Ansys Discovery

Transcript

Starting from the workbench under Component Systems, we’ll call on the Discovery application. Launch that, and there are a couple ways we can import. The simplest I find is to drag and drop, so we’ll just pull the hot msh file into drag to open the msh file. Loaded on the bottom right under Advanced Selections, we’ll see that our name selections have come in. So the Hotol interface, Hot Default, Hot Outlet at the bottom, and Hot Inlet at the top. So go ahead and start to assign our boundary conditions. We’ll do flow inlet. We’ll say mass flow rate 0.25 kg/s. Do the same thing for the outlet.

It’s just a few button clicks. We have our model set up. We could come in and change the material if we want to. We can add temperature to the inlets, and in a couple releases to come, hopefully, we can do conjugate heat transfer analysis with faceted bodies. We’ll extract the monitors that we want to look at and click play.

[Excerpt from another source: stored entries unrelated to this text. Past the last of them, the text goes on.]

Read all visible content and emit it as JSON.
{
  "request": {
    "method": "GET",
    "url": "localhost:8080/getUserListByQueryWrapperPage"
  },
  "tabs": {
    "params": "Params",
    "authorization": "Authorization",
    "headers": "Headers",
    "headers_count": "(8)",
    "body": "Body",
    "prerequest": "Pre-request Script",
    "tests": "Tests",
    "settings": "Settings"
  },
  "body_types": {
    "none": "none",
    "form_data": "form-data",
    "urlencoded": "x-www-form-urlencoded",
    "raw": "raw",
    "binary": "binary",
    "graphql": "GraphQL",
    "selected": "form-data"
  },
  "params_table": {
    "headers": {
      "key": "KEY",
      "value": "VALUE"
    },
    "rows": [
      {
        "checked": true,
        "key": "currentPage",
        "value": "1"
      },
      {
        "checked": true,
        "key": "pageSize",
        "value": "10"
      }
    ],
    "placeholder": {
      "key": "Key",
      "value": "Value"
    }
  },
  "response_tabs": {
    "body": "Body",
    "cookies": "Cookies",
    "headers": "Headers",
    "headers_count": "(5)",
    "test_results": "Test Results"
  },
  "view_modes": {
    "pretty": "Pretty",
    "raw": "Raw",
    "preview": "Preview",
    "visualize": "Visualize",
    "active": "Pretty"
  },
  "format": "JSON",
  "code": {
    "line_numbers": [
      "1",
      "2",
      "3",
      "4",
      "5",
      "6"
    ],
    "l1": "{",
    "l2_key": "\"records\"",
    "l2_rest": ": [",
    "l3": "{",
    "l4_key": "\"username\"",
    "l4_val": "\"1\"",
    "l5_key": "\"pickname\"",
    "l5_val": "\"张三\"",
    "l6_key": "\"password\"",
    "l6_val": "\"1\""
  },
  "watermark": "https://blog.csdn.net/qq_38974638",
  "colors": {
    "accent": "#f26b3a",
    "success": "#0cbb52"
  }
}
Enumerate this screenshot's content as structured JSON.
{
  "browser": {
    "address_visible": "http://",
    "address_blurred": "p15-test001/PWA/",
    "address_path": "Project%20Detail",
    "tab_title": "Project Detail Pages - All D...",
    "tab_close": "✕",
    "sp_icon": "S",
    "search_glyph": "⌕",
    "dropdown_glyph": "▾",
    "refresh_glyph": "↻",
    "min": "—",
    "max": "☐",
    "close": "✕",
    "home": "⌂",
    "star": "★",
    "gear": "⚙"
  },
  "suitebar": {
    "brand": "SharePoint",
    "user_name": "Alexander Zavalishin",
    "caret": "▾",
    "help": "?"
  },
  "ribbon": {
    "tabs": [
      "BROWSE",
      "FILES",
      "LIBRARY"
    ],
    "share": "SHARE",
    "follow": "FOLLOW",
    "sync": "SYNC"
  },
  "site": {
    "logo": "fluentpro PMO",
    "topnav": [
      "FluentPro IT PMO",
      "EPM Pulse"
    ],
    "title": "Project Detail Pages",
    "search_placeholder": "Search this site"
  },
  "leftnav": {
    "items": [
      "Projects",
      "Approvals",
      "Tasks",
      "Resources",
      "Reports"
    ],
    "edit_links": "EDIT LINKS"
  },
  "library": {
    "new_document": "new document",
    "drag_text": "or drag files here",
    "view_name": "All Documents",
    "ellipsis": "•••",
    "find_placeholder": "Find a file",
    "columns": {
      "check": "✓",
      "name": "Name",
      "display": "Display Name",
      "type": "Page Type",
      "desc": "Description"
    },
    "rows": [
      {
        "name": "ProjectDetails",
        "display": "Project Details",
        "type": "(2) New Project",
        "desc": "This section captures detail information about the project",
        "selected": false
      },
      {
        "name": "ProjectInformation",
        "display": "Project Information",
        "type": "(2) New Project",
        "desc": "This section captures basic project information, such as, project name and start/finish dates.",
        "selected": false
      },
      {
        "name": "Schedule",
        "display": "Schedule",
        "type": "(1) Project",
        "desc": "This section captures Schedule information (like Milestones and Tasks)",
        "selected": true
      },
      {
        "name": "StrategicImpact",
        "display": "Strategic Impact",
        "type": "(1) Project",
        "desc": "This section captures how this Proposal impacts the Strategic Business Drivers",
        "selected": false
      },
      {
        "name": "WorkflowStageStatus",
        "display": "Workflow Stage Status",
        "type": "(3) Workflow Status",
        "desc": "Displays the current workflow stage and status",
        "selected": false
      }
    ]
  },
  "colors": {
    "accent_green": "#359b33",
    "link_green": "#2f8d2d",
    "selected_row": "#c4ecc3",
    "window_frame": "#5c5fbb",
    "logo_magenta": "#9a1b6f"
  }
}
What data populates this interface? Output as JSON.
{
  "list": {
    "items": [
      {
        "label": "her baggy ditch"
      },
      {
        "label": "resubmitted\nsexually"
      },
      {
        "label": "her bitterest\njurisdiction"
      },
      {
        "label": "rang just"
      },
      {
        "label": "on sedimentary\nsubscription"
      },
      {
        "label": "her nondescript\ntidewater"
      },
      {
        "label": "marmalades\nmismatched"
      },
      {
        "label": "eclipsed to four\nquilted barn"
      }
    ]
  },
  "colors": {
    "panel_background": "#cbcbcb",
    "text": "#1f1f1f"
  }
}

So pretty quickly, we get our results. We can see our Max Velocity, Pressure Drop. We can change between different Contours, so we can look at the Iso Surface. We can look at the Contours, turn off the streamlines, add particles, and so on and so forth. Last thing I want to call out is the Fidelity Slider at the bottom right. Now I just said it’s its default. I’m going to put it closer to its highest Fidelity or most accurate. And if you’re unaware, the slider will always be available. What changes, however, is the voxal size that is available, and that voxal size is determined by the power of your graphics card. So if you run an instance of Discovery on a laptop with Graphics Card A and run an instance on a desktop that has a superior graphics card, you’ll get a more accurate result with the better graphics card. That being said, the trend that you see regardless of your graphics card is going to be accurate, so you can still use it for rapid design iterations. The more high-powered your graphics card, the closer it’s going to match Fluent and real-world testing as well. In some of the cases that we’ve done, it’s been within about 5% of results from Fluent, so it took quite a bit longer to solve. But we can see that the Max Velocity and Pressure Differential did change.

Looking at the flow distribution, we can see that we could improve the plenum and flow distribution into the core quite a bit more. We have a bit of recirculation in the top chamber, and in the top quarter or so of the TPMS structure, it looks like we have a little bit of a dead zone. So there are some strategies that we can use, and maybe I’ll create another course on how to improve the performance by changing these types of characteristics. But for now, we’ll continue on to Fluent.

In this lesson, we walk through importing nTop files into Ansys Discovery, using the Mesh Quality block, and changing the nTop file to run multiple cases in Ansys Discovery with different cell sizes.